Marilie, Marian, Mary, Marlyn, Life is Adventure & Dreams

I finished a year of teaching ESL in China, climbed the Great Wall, stared at terracotta warriors, visited Shanghai Disneyland, traipsed around Changsha, enjoyed tranquility in Jishou, successfully trekked to Everest Base Camp, met up with my sister in Thailand, explored temples in Cambodia, taught gifted students in NYC, saw another sister get married to a man she's loved for half a decade, and started teaching in Cairo, Egypt. It's been a pretty awesome 2018, but I'm happy to welcome 2019 and see what all I can get up to in this new year.

So far, Egypt has been a culture shock, which is shocking because I thought I was officially shock-proof after adjusting to life in rural China. As the Grinch would say, wrong-o.

I, and several other foreign teachers I've met while here, have been sexually assaulted more than once in my three short months of living in the Arab Republic of Egypt. I also find that Chinese was easier to pick up than Arabic is, and I continually find myself forgetting that I'm on the continent of Africa because it feels so much more like I'm in the Middle East.

However, despite the bad and the worst, I've still enjoyed my time here enough to stay for the rest of this academic year at least. My students have played a large role in that decision.

What's in a name? A teacher by any other name will still go as crazy hearing it 53 times a class period. In China, students who attempted my name would often fall short and land on Mar-i-lee, and then default to Mary. My students here in Cairo put a lot of "arrrr" into my name, making me feel like an English pirate here to plunder their broken grammar - I usually get Miss Marlyn before moving onto Mary. However, I also get a wide range of names in between: Marilie, Mary, Marlyn, Marley, and Miss Marian from my favorite hall monitor.

I don't mind my misnomers, quite the contrary; it's as if I move to foreign countries and get to become a new version of myself, hopefully a version they need.

My students in Kentucky were teenage Americans to their core: entitled, but polite; defiant, but respectful to a fault due to their careful upbringings. They would get wild, but they'd settle down. They were my first foray into academic year teaching after a summer helping 10-year-old sweethearts in the Mississippi Delta. I miss my 9th and 10th grade science kids from South Floyd High School, honestly. I was overwhelmed with their exuberance while I was there, but I sometimes wish I had their school year to do over.

My college darlings in Zhangjiajie were well behaved and excited to learn English from a native speaker. The thrill of teaching students who wanted to learn (93% of them at least) was unmatched. I also loved the freedom of China. Some days I'd have a class at 8AM, others it wouldn't be until 2:30PM. Teaching college in a country where a strong work ethic and excelling academically is praised is worth doing at least twice in a teaching career. Maybe I'll go back...

Here in Cairo, Egypt, I have a mix of the unabated excitement that comes from being 14-years-old, and some of the quiet determination to succeed that stems from having a native speaker teach you a language. I have around 90 students here at Sakkara and I absolutely adore and love teaching about 88 of them. There's always 2, right?

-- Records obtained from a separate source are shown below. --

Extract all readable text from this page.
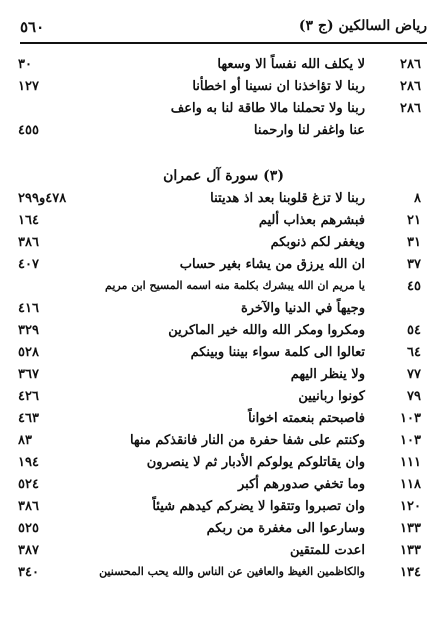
٥٦٠	رياض السالكين (ج ٣)
٢٨٦
لا يكلف الله نفساً الا وسعها
٣٠
٢٨٦
ربنا لا تؤاخذنا ان نسينا أو اخطأنا
١٢٧
٢٨٦
ربنا ولا تحملنا مالا طاقة لنا به واعف
عنا واغفر لنا وارحمنا
٤٥٥
(٣) سورة آل عمران
٨
ربنا لا تزغ قلوبنا بعد اذ هديتنا
٤٧٨و٢٩٩
٢١
فبشرهم بعذاب أليم
١٦٤
٣١
ويغفر لكم ذنوبكم
٣٨٦
٣٧
ان الله يرزق من يشاء بغير حساب
٤٠٧
٤٥
يا مريم ان الله يبشرك بكلمة منه اسمه المسيح ابن مريم
وجيهاً في الدنيا والآخرة
٤١٦
٥٤
ومكروا ومكر الله والله خير الماكرين
٣٢٩
٦٤
تعالوا الى كلمة سواء بيننا وبينكم
٥٢٨
٧٧
ولا ينظر اليهم
٣٦٧
٧٩
كونوا ربانيين
٤٢٦
١٠٣
فاصبحتم بنعمته اخواناً
٤٦٣
١٠٣
وكنتم على شفا حفرة من النار فانقذكم منها
٨٣
١١١
وان يقاتلوكم يولوكم الأدبار ثم لا ينصرون
١٩٤
١١٨
وما تخفي صدورهم أكبر
٥٢٤
١٢٠
وان تصبروا وتتقوا لا يضركم كيدهم شيئاً
٣٨٦
١٣٣
وسارعوا الى مغفرة من ربكم
٥٢٥
١٣٣
اعدت للمتقين
٣٨٧
١٣٤
والكاظمين الغيظ والعافين عن الناس والله يحب المحسنين
٣٤٠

Seriously though, these Egyptian kids have a way of staring at you through their long eyelashes and making you forget that you were scolding them for standing on a chair. They're very much children and have that child-like innocence and adorableness that gets me every time, but they're also young adults with so many hopes and dreams that they inspire me. The behavior at my school is appalling, the worst I've seen at any school; but I understand why it's hard to be hard on them.

Many of their Egyptian teachers yell at them and/or hit them, making almost anything I do that's not that next to useless. If that's the level that students are used to, none of my punishments or reprimands will sound serious in comparison. I will never hit them and they know that. Unfortunately, instead of that making them want to behave even better, they like to goof off when it comes time for English as they see it as a break from the sharp control of their other classes.

I feel for them; they only have one break throughout the day and they don't rotate classes, so they are stuck in the same room with the same students all day, every day. I'd go crazy. However, this is the system we have and I wish I knew how to get them to conform to it.

In spite of the lack of self control from the "men" here who can't resist whistling, making kissing noises, or worse, actually touching; disregarding the countless times I've lost my voice and hurt my hand from hollering and banging on my desk; and ignoring the fact that prices in this country have severely gone up since the revolution with salaries remaining the same, I've still been enjoying trying to pretend like I live in ancient times.

I've visited ancient and modern sites around Cairo and already planned all that I want to see during my winter break. After all, if this is the only year I'm going to be spending here, I want to make the most of it and see as much of this country as I can.

So here I am, a traveling teacher trying to enjoy each moment I'm blessed to spend on this incredible Earth. I'm ending the year in a vastly different location than the one I started in, but I'm not sure how different a place I, Marilie, Mary, Marlyn, Marian, am in.